INTRODUCTION/BACKGROUND
Ectopic adrenocorticotropic hormone (ACTH) Cushing syndrome (ECS) is rare but frequently a severe condition because of the intensity of hypercortisolism. Fifty percent of ECS originates primarily from neuroendocrine tumours (NETs) of the lung. NETs from the mediastinum are extremely rare; they often arise from the thymus gland or paraganglionic structures.

CASE
A 46-year-old male presented with altered behaviour and fatigue. On examination, the patient was hypertensive at 184/91 mm Hg, lean with a BMI of 23 kg/m² and with physical examination findings of hyperpigmented palmar crease, acanthosis nigricans, and generalised acne. Laboratory investigations revealed severe hypokalemia (1.6 mmol/L) and metabolic alkalosis (pH 7.755, HCO₃ 62.5).
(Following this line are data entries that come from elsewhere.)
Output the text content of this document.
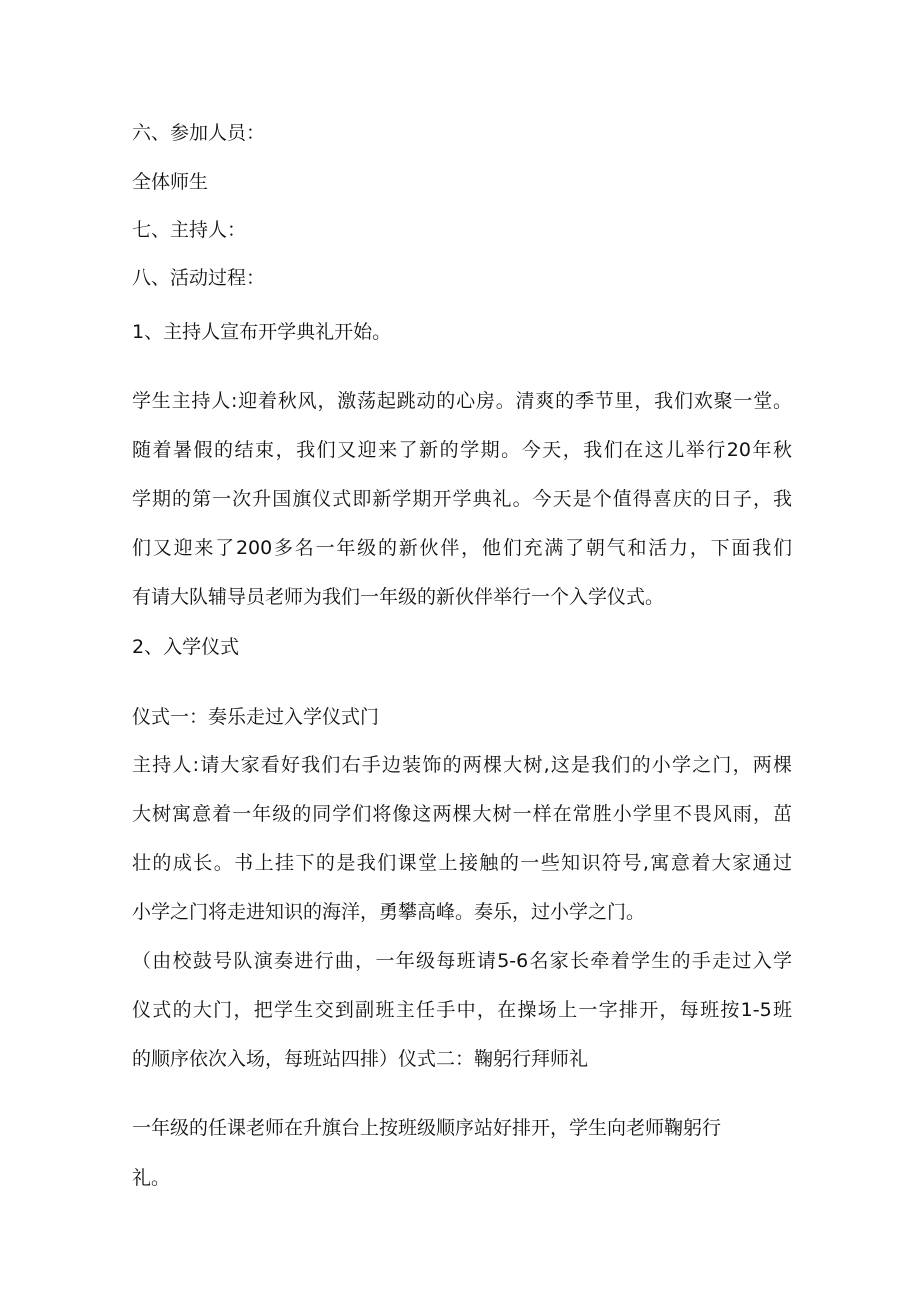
六、参加人员：

全体师生

七、主持人：

八、活动过程：

1、主持人宣布开学典礼开始。

学生主持人:迎着秋风，激荡起跳动的心房。清爽的季节里，我们欢聚一堂。

随着暑假的结束，我们又迎来了新的学期。今天，我们在这儿举行20年秋

学期的第一次升国旗仪式即新学期开学典礼。今天是个值得喜庆的日子，我

们又迎来了200多名一年级的新伙伴，他们充满了朝气和活力，下面我们

有请大队辅导员老师为我们一年级的新伙伴举行一个入学仪式。

2、入学仪式

仪式一：奏乐走过入学仪式门

主持人:请大家看好我们右手边装饰的两棵大树,这是我们的小学之门，两棵

大树寓意着一年级的同学们将像这两棵大树一样在常胜小学里不畏风雨，茁

壮的成长。书上挂下的是我们课堂上接触的一些知识符号,寓意着大家通过

小学之门将走进知识的海洋，勇攀高峰。奏乐，过小学之门。

（由校鼓号队演奏进行曲，一年级每班请5-6名家长牵着学生的手走过入学

仪式的大门，把学生交到副班主任手中，在操场上一字排开，每班按1-5班

的顺序依次入场，每班站四排）仪式二：鞠躬行拜师礼

一年级的任课老师在升旗台上按班级顺序站好排开，学生向老师鞠躬行

礼。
ODST was not suppressed (1519 nmol/L) and 24-hour urine cortisol was elevated at 16,198 nmol. ACTH was increased at 70.40 pmol/L (normal 1.6–13.9) and HbA1c was 5.1%. No pituitary adenoma was noted from the pituitary MRI. Whole-body CT reported an anterior mediastinal mass with the largest diameter at 9.2 cm and a T8 vertebrae compression fracture. Functional PET-CT showed predominant avidity in the FDG-PET compared to the Gallium-PET scan. CT-guided biopsy confirmed an intermediate-grade NET (atypical carcinoid). The mass was unresectable as it encased the great vessels. Oral ketoconazole was commenced to control his hypercortisolemic state and IM Octreotide LAR 30 mg four times weekly. He responded well; his repeat morning cortisol ranged between 252 and 327 nmol/L. Antihypertensives, ketoconazole, and potassium supplements were gradually titrated down. However, four months later, he was readmitted for symptomatic severe hypokalemia and raised cortisol level (1453 nmol/L). Repeat imaging showed progressive disease, now with metastasis to the lung, scapula and tumour thrombosis. Chemotherapy with Etoposide and Carboplatin was initiated. Unfortunately, the patient succumbed to sepsis after his second cycle of chemotherapy.

CONCLUSION
The primary treatment of ECS is surgical resection of the ACTH-secreting tumour. Other treatment options are chemotherapy, somatostatin analogues, and radiotherapy. Medical therapy with adrenal enzyme synthesis inhibitors may be needed to control the degree of hypercortisolemia.